Este Anarquismo es el que se halla en formación callada, es el que se elabora lentamente en las creencias capaces de sentir la presión de los atavismos que surgen por doquier, es el que me hizo escribir «La bancarrota de las creencias»: un grito de protesta contra la realidad del rebaño anarquista, de aliento para la independencia personal, de expansión para el ideal que cada día vive más fuerte en mí y me anima a la pelea por un porvenir que no he de gozar, pero que será de justicia, de bienestar y de amor para los hombres de mañana. Este Anarquismo es el Anarquismo naciente, capaz de recoger con su seno todas las tendencias libertarias, de alentar todas las nobles rebeldías y de imprimir a los espíritus generosos el impulso de la libertad en todas las direcciones, sin cortapisas y sin prejuicios, con la sola condición de que el exclusivismo no levante murallas chinescas y de que el entendimiento se entregue por entero y sin reservas a la verdad que late vigorosa en las más diversas modalidades del ideal nuevo.

Ya no se dirá a nombre del Anarquismo: ¡no más allá! La justicia absoluta, revivida en el dogma que muere, no será sino la meta indeterminada que cambia según se desenvuelve la mentalidad humana. Y no caeremos de nuevo en el extraño y singular error de fijar un límite, por lejano que sea, al progreso de las ideas y de las formas de conveniencia social.

El Anarquismo naciente proclama el más allá inacabable después de haber derribado todos los valladares del secular absolutismo intelectual de los hombres.

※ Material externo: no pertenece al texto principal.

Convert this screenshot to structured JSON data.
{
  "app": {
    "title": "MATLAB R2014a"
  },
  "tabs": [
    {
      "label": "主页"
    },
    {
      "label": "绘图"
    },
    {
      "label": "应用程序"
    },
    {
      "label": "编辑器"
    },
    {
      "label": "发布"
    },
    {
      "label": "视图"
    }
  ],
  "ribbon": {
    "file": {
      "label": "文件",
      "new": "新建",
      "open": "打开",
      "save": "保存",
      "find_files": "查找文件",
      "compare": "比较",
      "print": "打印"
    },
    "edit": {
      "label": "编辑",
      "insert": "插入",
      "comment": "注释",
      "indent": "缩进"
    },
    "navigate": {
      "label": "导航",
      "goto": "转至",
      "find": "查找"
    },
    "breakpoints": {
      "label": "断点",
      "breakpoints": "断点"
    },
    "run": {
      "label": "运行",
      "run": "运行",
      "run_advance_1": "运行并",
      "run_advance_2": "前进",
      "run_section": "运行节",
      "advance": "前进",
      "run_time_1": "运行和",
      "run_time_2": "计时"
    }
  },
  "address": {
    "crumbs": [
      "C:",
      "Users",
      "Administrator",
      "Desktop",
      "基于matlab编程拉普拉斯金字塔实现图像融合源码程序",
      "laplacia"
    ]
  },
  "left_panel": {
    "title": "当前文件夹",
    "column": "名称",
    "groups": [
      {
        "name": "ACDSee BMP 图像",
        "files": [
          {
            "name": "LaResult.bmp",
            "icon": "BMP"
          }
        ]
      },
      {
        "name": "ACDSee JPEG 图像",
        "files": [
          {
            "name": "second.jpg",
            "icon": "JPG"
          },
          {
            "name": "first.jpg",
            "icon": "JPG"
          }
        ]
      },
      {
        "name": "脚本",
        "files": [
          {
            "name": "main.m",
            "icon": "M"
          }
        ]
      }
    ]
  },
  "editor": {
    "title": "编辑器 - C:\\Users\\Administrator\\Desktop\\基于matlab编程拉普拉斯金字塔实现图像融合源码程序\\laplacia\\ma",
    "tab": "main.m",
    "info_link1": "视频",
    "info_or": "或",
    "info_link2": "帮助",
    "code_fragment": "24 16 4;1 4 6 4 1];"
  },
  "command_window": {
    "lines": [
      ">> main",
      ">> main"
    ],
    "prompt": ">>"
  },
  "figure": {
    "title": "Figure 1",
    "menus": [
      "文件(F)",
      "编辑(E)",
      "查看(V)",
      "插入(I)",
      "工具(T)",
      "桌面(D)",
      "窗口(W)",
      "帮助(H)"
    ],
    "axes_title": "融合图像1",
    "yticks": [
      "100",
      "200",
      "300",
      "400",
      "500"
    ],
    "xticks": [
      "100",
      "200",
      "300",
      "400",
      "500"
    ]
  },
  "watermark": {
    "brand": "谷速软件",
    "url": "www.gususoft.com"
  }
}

¿No creen que fracasan actualmente todos los particularismos, todas las teorías; que se derrumban todas las fábricas de cascote levantadas torpemente para mayor gloria de dogmas nuevos? ¿No creen que la bancarrota de las creencias es el último anillo de la cadena humana que se quiebra y nos ofrece la amplitud total de la idealidad anarquista pura y sin mácula?

La fe les habrá cegado. Y harán bien en renunciar a la palabra libertad; que se puede ser rebaño aun dentro de las ideas más radicales.

Por nuestra parte nos limitamos a registrar un hecho: anarquistas de todas las tendencias caminan resueltamente hacia la afirmación de una gran síntesis social que abarque todas las diversas manifestaciones del ideal. El caminar es silencioso; pronto vendrá el ruidoso rompimiento si hay quien se empeñe en continuar amarrado al espíritu de camarilla y de secta.

Quien no se haya emancipado por el mismo quedará rezagado con el movimiento actual y será en vano que busque redentores. Morirá esclavo.

Ricardo Mella


La bancarrota de las creencias, por Ricardo Mella, «La Revista Blanca», número 107, Madrid, 1 de diciembre de 1902.

El Anarquismo naciente se publicó a continuación de La bancarrota de las creencias, en un folleto editado en Valencia, en 1903, por Ediciones El Corsario.